Svolta per il caso Cappato: i pm parlano di autodeterminazione dell’individuo.
“Eutanasia” è un termine che deriva direttamente dal greco: “Eu” che significa bene e “Thànatos” morte. Combinando tali significati si ottiene il senso compiuto dell’intera parola, ossia “buona morte” o “morte positiva”.
C’è chi giudica la pratica dell’eutanasia un omicidio, a volte intrecciando opinioni personali e dogmatica cattolica a istanze socio-politiche.
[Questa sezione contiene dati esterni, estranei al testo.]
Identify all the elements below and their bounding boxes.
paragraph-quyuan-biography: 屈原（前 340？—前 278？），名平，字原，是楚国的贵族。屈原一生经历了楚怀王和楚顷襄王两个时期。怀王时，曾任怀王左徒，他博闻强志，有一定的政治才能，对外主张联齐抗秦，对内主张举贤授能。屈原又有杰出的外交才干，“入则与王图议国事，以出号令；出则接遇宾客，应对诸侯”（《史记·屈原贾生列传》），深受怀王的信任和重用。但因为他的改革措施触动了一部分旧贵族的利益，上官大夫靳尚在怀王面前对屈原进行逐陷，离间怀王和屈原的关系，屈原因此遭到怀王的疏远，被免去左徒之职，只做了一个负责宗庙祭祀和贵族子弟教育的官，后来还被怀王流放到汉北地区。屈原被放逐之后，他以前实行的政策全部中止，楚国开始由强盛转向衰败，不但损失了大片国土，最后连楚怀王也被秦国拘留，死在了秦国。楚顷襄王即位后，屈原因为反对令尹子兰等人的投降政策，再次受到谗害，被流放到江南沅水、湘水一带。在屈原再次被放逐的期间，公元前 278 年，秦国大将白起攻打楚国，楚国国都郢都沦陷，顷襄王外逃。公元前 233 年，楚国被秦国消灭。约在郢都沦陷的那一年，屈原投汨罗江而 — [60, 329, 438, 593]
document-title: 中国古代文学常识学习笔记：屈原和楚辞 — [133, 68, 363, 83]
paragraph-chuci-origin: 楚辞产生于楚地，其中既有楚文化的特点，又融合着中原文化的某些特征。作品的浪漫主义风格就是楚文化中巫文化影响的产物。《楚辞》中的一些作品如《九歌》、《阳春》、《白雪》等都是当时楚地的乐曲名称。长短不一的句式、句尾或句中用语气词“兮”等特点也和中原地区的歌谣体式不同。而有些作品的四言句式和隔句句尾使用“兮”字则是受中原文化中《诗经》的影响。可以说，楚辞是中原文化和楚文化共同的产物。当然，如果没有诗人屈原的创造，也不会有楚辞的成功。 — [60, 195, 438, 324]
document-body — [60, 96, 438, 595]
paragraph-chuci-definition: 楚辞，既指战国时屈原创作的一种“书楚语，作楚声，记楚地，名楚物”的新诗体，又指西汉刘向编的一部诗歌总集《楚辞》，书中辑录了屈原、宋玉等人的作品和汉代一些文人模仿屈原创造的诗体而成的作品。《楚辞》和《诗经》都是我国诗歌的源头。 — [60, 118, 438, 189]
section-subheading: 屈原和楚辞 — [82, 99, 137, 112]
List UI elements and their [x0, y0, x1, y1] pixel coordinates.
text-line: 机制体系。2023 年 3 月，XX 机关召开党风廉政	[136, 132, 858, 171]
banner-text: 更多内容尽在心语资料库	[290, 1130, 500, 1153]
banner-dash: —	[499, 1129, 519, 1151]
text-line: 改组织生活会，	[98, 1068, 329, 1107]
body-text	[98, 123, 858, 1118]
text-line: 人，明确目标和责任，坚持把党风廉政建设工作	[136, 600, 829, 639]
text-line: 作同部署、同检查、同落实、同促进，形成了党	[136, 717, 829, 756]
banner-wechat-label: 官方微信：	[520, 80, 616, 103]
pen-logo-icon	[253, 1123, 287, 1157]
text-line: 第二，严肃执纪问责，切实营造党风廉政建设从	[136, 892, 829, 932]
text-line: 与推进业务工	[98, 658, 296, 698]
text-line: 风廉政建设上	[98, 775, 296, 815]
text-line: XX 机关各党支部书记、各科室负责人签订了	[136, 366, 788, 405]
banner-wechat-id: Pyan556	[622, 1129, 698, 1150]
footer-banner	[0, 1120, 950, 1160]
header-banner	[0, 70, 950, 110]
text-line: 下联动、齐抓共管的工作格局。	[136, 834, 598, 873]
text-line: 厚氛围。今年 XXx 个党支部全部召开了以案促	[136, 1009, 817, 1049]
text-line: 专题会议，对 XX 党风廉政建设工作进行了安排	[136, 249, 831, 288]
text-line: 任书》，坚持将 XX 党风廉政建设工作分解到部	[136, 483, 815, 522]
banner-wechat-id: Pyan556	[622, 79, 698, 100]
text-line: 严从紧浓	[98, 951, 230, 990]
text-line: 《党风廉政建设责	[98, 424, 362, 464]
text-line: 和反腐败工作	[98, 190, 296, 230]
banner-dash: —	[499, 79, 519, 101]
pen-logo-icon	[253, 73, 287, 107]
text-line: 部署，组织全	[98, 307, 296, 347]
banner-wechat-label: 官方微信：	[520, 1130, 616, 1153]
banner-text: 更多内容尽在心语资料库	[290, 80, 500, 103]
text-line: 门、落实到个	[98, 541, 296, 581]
Marco Cappato è diventato noto in Italia per la sua strenua difesa del diritto all’eutanasia e alla scelta di “fine vita”. Ha avviato una campagna chiamata “Io sto con Marco” per sensibilizzare l’opinione pubblica e promuovere la legalizzazione dell’eutanasia in Italia.
Cappato è stato membro del Parlamento europeo, eletto nelle liste dei Radicali Italiani e dell’Alleanza dei Liberali e dei Democratici per l’Europa. Lì, ha continuato a promuovere i diritti civili e ha lavorato su questioni quali la legalizzazione della cannabis a fini terapeutici e la tutela della privacy.
Il caso più eclatante fu quello di DjFabio, individuo costretto a vivere in una forte sofferenza, condotto in Svizzera da Cappato per poter ricorrere alla pratica di fine vita. Dopo una battaglia processuale durata anni, alla fine la Corte costituzionale ha dichiarato non punibile chi agevola l’esecuzione del suicidio in determinate condizioni di salute.
Marco Cappato ha condotto altri due individui in Svizzera per far sì che costoro potessero usufruire di un trattamento di fine vita. Romano, ottantaduenne affetto dal morbo di Parkinson ed Elena, malata terminale che avrebbe preferito porre fine alla sua vita stando accanto alla famiglia.
I pm hanno giudicato la condotta di Cappato in modo positivo, sottolineando non tanto l’aspetto empatico dell’eutanasia, bensì quello più attivo di esercizio democratico del diritto all’autodeterminazione. Anni fa, si sarebbe parlato di concorso al suicidio, ma adesso le cose stanno cambiando.